I dati forniti dal rapporto Istat 2016, come quelli di altri centri di ricerca indipendenti, università pubbliche, ong, confermano l’aumento senza precedenti delle diseguaglianze e del rischio povertà, causati non solo dalla crisi ma da un sistema di protezione sociale inadeguato, da un peggioramento del mercato del lavoro che vede i giovani come i più discriminati e dall’assenza di una visione delle politiche sociali come strumento di contrasto alle diseguaglianze, di rafforzamento della coesione sociale e di garanzia di uno sviluppo equo e redistributivo. Le politiche sociali, gli interventi redistributi e pre-distributivi, sono elementi centrali della Democrazia pensati nella nostra Costituzione allo scopo di garantire uguaglianza di opportunità e quei Diritti Sociali che rendono concreta l’intangibilità della dignità umana.

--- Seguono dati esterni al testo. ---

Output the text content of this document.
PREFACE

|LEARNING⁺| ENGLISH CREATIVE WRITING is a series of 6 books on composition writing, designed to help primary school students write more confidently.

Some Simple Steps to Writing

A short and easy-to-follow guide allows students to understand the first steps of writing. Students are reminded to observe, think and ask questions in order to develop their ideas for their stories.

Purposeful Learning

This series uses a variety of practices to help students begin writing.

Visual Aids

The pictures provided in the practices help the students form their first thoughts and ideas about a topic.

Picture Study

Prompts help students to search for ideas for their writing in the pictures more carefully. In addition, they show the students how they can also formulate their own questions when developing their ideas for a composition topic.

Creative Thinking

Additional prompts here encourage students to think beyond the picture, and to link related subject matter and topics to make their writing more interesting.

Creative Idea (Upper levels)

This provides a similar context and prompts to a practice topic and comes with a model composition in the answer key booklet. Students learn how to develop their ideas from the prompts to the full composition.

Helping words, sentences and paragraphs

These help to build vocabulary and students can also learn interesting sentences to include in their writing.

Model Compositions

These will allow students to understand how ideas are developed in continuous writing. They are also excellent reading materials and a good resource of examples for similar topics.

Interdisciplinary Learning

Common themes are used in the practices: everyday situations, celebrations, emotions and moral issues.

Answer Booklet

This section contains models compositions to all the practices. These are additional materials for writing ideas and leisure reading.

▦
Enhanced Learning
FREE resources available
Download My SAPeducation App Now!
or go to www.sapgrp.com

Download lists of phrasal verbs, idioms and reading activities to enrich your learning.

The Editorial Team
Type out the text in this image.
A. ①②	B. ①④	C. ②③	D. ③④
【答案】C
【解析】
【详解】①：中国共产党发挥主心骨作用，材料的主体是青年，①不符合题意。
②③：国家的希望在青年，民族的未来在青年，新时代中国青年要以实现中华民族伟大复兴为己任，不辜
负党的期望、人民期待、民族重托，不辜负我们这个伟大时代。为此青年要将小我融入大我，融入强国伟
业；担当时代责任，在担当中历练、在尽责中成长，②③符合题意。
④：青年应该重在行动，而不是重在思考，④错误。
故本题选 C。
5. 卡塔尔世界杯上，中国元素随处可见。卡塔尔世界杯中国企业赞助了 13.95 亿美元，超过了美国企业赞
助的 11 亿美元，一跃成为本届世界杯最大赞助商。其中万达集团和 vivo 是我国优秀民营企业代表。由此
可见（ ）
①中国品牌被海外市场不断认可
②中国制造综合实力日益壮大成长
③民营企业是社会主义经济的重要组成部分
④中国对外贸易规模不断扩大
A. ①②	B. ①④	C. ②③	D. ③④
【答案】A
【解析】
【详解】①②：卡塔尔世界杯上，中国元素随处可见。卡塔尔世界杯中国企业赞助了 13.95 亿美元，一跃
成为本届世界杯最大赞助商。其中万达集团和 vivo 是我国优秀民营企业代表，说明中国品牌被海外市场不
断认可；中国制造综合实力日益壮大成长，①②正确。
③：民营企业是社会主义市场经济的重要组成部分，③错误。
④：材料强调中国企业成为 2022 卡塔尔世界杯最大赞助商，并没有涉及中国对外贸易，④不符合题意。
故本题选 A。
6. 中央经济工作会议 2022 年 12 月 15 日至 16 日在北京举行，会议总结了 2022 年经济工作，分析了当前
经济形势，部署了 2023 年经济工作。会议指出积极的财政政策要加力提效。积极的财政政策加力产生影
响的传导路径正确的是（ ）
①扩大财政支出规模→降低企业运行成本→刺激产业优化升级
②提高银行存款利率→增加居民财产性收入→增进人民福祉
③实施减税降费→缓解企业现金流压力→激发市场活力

Libera e Gruppo Abele, insieme a più di duemila realtà sociali e del volontariato laico e cattolico, continuano attraverso campagne e iniziative come Miseria Ladra, Reddito di Dignità e (im)Patto Sociale a proporre analisi e misure concrete, efficaci e strutturali attraverso le quali contrastare le diseguaglianze e le mafie, che grazie alla crisi vedono accresciuto il loro potere di penetrazione culturale, economica e sociale.